The 1962 film Santoy las Mujeres Vampiro (Santo and the Vampire Women) was due to be screened for the first time last week at Mexico’s Guadalajara Film Festiva. Unfortunately, one wrestler’s relatives intervened and got the film pulled from the festival. Morality was cited as the reason for its removal. El Santo was an iconic wrestler known for wearing a silver cloth mask with his leotard and cape. He never showed his face in public. According to his son, who is now also a silver masked wrestler known as El Hijo del Santo (the Son of El Santo), his father never agreed to have the movie shown in Mexico because the vampire women appear topless. He said that it violated all forms of decorum.

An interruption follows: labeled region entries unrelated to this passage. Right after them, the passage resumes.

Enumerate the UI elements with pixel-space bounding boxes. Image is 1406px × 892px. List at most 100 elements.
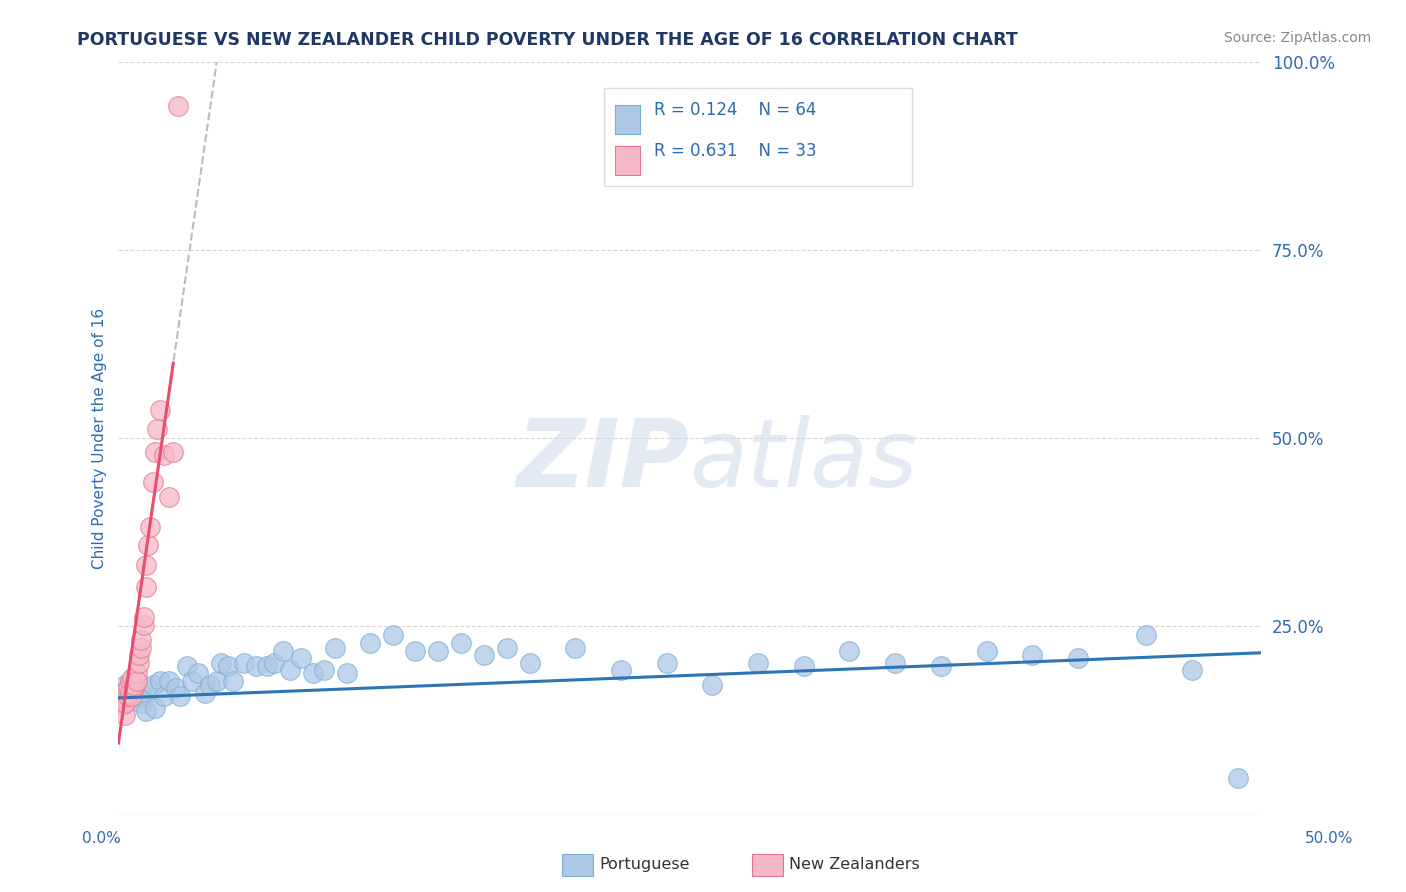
Point	[153, 448, 176, 462]
Point	[245, 658, 267, 673]
Point	[165, 681, 187, 695]
Point	[111, 698, 134, 713]
Point	[198, 678, 221, 692]
Point	[381, 628, 404, 642]
Point	[117, 681, 139, 695]
Point	[702, 678, 724, 692]
Point	[610, 663, 633, 677]
Bar	[616, 146, 640, 175]
Point	[111, 686, 134, 700]
Point	[118, 673, 141, 688]
Point	[114, 696, 136, 710]
Point	[135, 558, 157, 572]
Point	[132, 618, 155, 632]
Point	[142, 678, 165, 692]
Point	[495, 640, 517, 655]
Point	[176, 658, 198, 673]
Point	[129, 696, 152, 710]
Point	[143, 445, 166, 459]
Point	[1181, 663, 1204, 677]
Point	[217, 658, 239, 673]
Point	[450, 636, 472, 650]
Text: 0.0%: 0.0%	[82, 831, 121, 846]
Point	[472, 648, 495, 662]
Point	[256, 658, 278, 673]
Point	[125, 666, 148, 681]
Point	[111, 696, 134, 710]
Text: R = 0.124    N = 64: R = 0.124 N = 64	[654, 101, 817, 119]
Point	[263, 656, 285, 670]
Point	[162, 445, 184, 459]
Text: PORTUGUESE VS NEW ZEALANDER CHILD POVERTY UNDER THE AGE OF 16 CORRELATION CHART: PORTUGUESE VS NEW ZEALANDER CHILD POVERT…	[77, 31, 1018, 49]
Point	[793, 658, 815, 673]
Point	[132, 610, 155, 624]
Point	[136, 681, 159, 695]
Point	[976, 643, 998, 657]
Point	[129, 640, 152, 655]
Point	[747, 656, 769, 670]
Point	[278, 663, 301, 677]
Point	[1135, 628, 1157, 642]
Point	[124, 681, 146, 695]
Point	[169, 689, 191, 703]
Point	[118, 681, 141, 695]
Point	[139, 520, 162, 534]
Text: Portuguese: Portuguese	[599, 857, 689, 871]
Point	[135, 580, 157, 594]
Point	[655, 656, 678, 670]
Point	[142, 475, 165, 489]
Point	[125, 690, 148, 704]
Point	[129, 632, 152, 647]
Point	[180, 673, 202, 688]
Text: atlas: atlas	[689, 416, 918, 507]
Point	[143, 700, 166, 714]
Point	[157, 673, 180, 688]
Point	[884, 656, 907, 670]
Point	[135, 704, 157, 718]
FancyBboxPatch shape	[605, 88, 912, 186]
Point	[290, 651, 312, 665]
Point	[136, 538, 159, 552]
Point	[146, 422, 169, 436]
Point	[427, 643, 450, 657]
Point	[209, 656, 232, 670]
Point	[125, 673, 148, 688]
Point	[205, 673, 228, 688]
Point	[121, 671, 143, 685]
Text: Source: ZipAtlas.com: Source: ZipAtlas.com	[1223, 31, 1371, 45]
Point	[166, 99, 188, 113]
Point	[114, 708, 136, 723]
Point	[233, 656, 256, 670]
Text: ZIP: ZIP	[516, 415, 689, 507]
Point	[271, 643, 294, 657]
Point	[110, 689, 132, 703]
Point	[194, 686, 217, 700]
Point	[221, 673, 243, 688]
Point	[404, 643, 426, 657]
Text: New Zealanders: New Zealanders	[789, 857, 920, 871]
Text: R = 0.631    N = 33: R = 0.631 N = 33	[654, 142, 817, 160]
Bar	[616, 104, 640, 134]
Point	[148, 673, 170, 688]
Point	[187, 666, 209, 681]
Point	[336, 666, 359, 681]
Point	[128, 648, 150, 662]
Point	[114, 678, 136, 692]
Point	[148, 402, 170, 417]
Point	[519, 656, 541, 670]
Point	[157, 490, 180, 504]
Point	[118, 686, 141, 700]
Point	[929, 658, 952, 673]
Point	[1021, 648, 1043, 662]
Point	[114, 686, 136, 700]
Point	[1226, 772, 1249, 786]
Point	[301, 666, 323, 681]
Point	[132, 689, 155, 703]
Point	[312, 663, 335, 677]
Point	[564, 640, 586, 655]
Point	[1067, 651, 1090, 665]
Point	[117, 689, 139, 703]
Point	[128, 656, 150, 670]
Point	[121, 673, 143, 688]
Point	[124, 678, 146, 692]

The film was a classic “B” movie, which was made in Mexico for foreign audiences. The story is about a professor who recruits a professional wrestler to protect his daughter from vampires who want to kidnap her and marry her off to the devil. The movie was directed by Alfonso Corona Blake , who directed 27 Mexican films in the 1950s and 1960s.
El Santo performed from 1942, when he adopted his stage name, until 1984. He was one of the most famous wrestlers in Latin America. Mexican wrestling, called Lucha Libre, is acrobatic and more dramatic than the sport practised in the United States. Traditionally a lower middle class sport, wrestling has begun to attract more sophisticated fans in recent years. The most famous wrestler today is Mistico, a short nimble wrestler who also wears a mask and can do acrobatic turns like a circus performer. He is now scheduled to begin wrestling in the United States under the World Wrestling Entertainment brand.